< Explain other AI papers

Video-Based Reward Modeling for Computer-Use Agents

Linxin Song, Jieyu Zhang, Huanxin Sheng, Taiwei Shi, Gupta Rahul, Yang Liu, Ranjay Krishna, Jian Kang, Jieyu Zhao

2026-03-13

Video-Based Reward Modeling for Computer-Use Agents

Summary

This paper focuses on how to automatically check if a computer program, controlled by an AI agent, is actually doing what the user asked it to do, without needing to understand *how* the program works internally.

What's the problem?

It's really hard to automatically and reliably evaluate if an AI agent successfully completed a task. Current methods often require looking at the agent's thought process, which isn't scalable or applicable to all types of AI. Simply watching a video of the program running doesn't always give enough information because videos can be repetitive and success often depends on small details.

What's the solution?

The researchers created a large dataset called ExeVR-53k, containing 53,000 examples of videos showing a program running, the original user instruction, and whether the task was completed successfully. They also developed a technique to make these videos easier for the AI to analyze by removing unnecessary parts and focusing on important changes in the user interface.
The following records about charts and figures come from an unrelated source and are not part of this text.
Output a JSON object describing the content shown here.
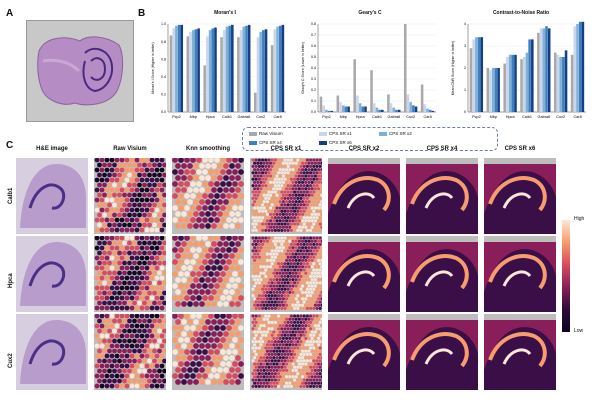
{
  "panels": {
    "a": "A",
    "b": "B",
    "c": "C"
  },
  "colors": {
    "raw": "#a9a9a9",
    "x1": "#cbd6ea",
    "x2": "#7fb0d8",
    "x4": "#3f7fbf",
    "x6": "#123f86"
  },
  "charts": [
    {
      "title": "Moran's I",
      "ylabel": "Moran's I Score (Higher is better)",
      "ylim": [
        0,
        1.0
      ],
      "yticks": [
        "0.0",
        "0.2",
        "0.4",
        "0.6",
        "0.8",
        "1.0"
      ]
    },
    {
      "title": "Geary's C",
      "ylabel": "Geary's C Score (Lower is better)",
      "ylim": [
        0,
        0.8
      ],
      "yticks": [
        "0.0",
        "0.1",
        "0.2",
        "0.3",
        "0.4",
        "0.5",
        "0.6",
        "0.7",
        "0.8"
      ]
    },
    {
      "title": "Contrast-to-Noise Ratio",
      "ylabel": "Mean CNR Score (Higher is better)",
      "ylim": [
        0,
        4.0
      ],
      "yticks": [
        "0",
        "1",
        "2",
        "3",
        "4"
      ]
    }
  ],
  "chart_data": [
    {
      "type": "bar",
      "title": "Moran's I",
      "categories": [
        "Pcp2",
        "Mbp",
        "Hpca",
        "Calb1",
        "Gabra6",
        "Cux2",
        "Car8"
      ],
      "ylim": [
        0,
        1.0
      ],
      "series": [
        {
          "name": "Raw Visium",
          "values": [
            0.87,
            0.86,
            0.53,
            0.85,
            0.85,
            0.22,
            0.76
          ]
        },
        {
          "name": "CPS SR x1",
          "values": [
            0.95,
            0.91,
            0.86,
            0.93,
            0.93,
            0.85,
            0.94
          ]
        },
        {
          "name": "CPS SR x2",
          "values": [
            0.98,
            0.93,
            0.93,
            0.97,
            0.97,
            0.91,
            0.97
          ]
        },
        {
          "name": "CPS SR x4",
          "values": [
            0.99,
            0.94,
            0.95,
            0.98,
            0.98,
            0.93,
            0.98
          ]
        },
        {
          "name": "CPS SR x6",
          "values": [
            0.99,
            0.95,
            0.96,
            0.99,
            0.99,
            0.94,
            0.99
          ]
        }
      ]
    },
    {
      "type": "bar",
      "title": "Geary's C",
      "categories": [
        "Pcp2",
        "Mbp",
        "Hpca",
        "Calb1",
        "Gabra6",
        "Cux2",
        "Car8"
      ],
      "ylim": [
        0,
        0.8
      ],
      "series": [
        {
          "name": "Raw Visium",
          "values": [
            0.14,
            0.15,
            0.48,
            0.38,
            0.16,
            0.8,
            0.25
          ]
        },
        {
          "name": "CPS SR x1",
          "values": [
            0.06,
            0.09,
            0.15,
            0.08,
            0.08,
            0.16,
            0.07
          ]
        },
        {
          "name": "CPS SR x2",
          "values": [
            0.02,
            0.06,
            0.08,
            0.04,
            0.04,
            0.09,
            0.03
          ]
        },
        {
          "name": "CPS SR x4",
          "values": [
            0.01,
            0.05,
            0.05,
            0.02,
            0.02,
            0.06,
            0.02
          ]
        },
        {
          "name": "CPS SR x6",
          "values": [
            0.01,
            0.05,
            0.05,
            0.02,
            0.02,
            0.05,
            0.01
          ]
        }
      ]
    },
    {
      "type": "bar",
      "title": "Contrast-to-Noise Ratio",
      "categories": [
        "Pcp2",
        "Mbp",
        "Hpca",
        "Calb1",
        "Gabra6",
        "Cux2",
        "Car8"
      ],
      "ylim": [
        0,
        4.0
      ],
      "series": [
        {
          "name": "Raw Visium",
          "values": [
            2.9,
            2.0,
            2.2,
            2.4,
            3.6,
            2.7,
            2.6
          ]
        },
        {
          "name": "CPS SR x1",
          "values": [
            3.3,
            1.9,
            2.5,
            2.5,
            3.8,
            2.6,
            3.9
          ]
        },
        {
          "name": "CPS SR x2",
          "values": [
            3.4,
            2.0,
            2.6,
            2.7,
            3.8,
            2.5,
            4.0
          ]
        },
        {
          "name": "CPS SR x4",
          "values": [
            3.4,
            2.0,
            2.6,
            3.3,
            3.9,
            2.5,
            4.1
          ]
        },
        {
          "name": "CPS SR x6",
          "values": [
            3.4,
            2.0,
            2.6,
            3.3,
            3.8,
            2.8,
            4.1
          ]
        }
      ]
    }
  ],
  "legend": {
    "items": [
      "Raw Visium",
      "CPS SR x1",
      "CPS SR x2",
      "CPS SR x4",
      "CPS SR x6"
    ]
  },
  "grid": {
    "columns": [
      "H&E image",
      "Raw Visium",
      "Knn smoothing",
      "CPS SR x1",
      "CPS SR x2",
      "CPS SR x4",
      "CPS SR x6"
    ],
    "rows": [
      "Calb1",
      "Hpca",
      "Cux2"
    ]
  },
  "colorbar": {
    "high": "High",
    "low": "Low"
  }
}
Finally, they trained an AI model, ExeVRM, to predict task success just by watching the execution video and reading the user instruction.

Why it matters?

This work is important because it provides a way to automatically evaluate AI agents in a way that doesn't depend on the specific AI being used. The ExeVRM model actually performs better than some of the most advanced AI models from companies like Google and OpenAI at determining if a task was completed correctly, offering a scalable and reliable method for testing and improving AI agents.

Abstract

Computer-using agents (CUAs) are becoming increasingly capable; however, it remains difficult to scale evaluation of whether a trajectory truly fulfills a user instruction. In this work, we study reward modeling from execution video: a sequence of keyframes from an agent trajectory that is independent of the agent's internal reasoning or actions. Although video-execution modeling is method-agnostic, it presents key challenges, including highly redundant layouts and subtle, localized cues that determine success. We introduce Execution Video Reward 53k (ExeVR-53k), a dataset of 53k high-quality video--task--reward triplets. We further propose adversarial instruction translation to synthesize negative samples with step-level annotations. To enable learning from long, high-resolution execution videos, we design spatiotemporal token pruning, which removes homogeneous regions and persistent tokens while preserving decisive UI changes. Building on these components, we fine-tune an Execution Video Reward Model (ExeVRM) that takes only a user instruction and a video-execution sequence to predict task success. Our ExeVRM 8B achieves 84.7% accuracy and 87.7% recall on video-execution assessment, outperforming strong proprietary models such as GPT-5.2 and Gemini-3 Pro across Ubuntu, macOS, Windows, and Android, while providing more precise temporal attribution. These results show that video-execution reward modeling can serve as a scalable, model-agnostic evaluator for CUAs.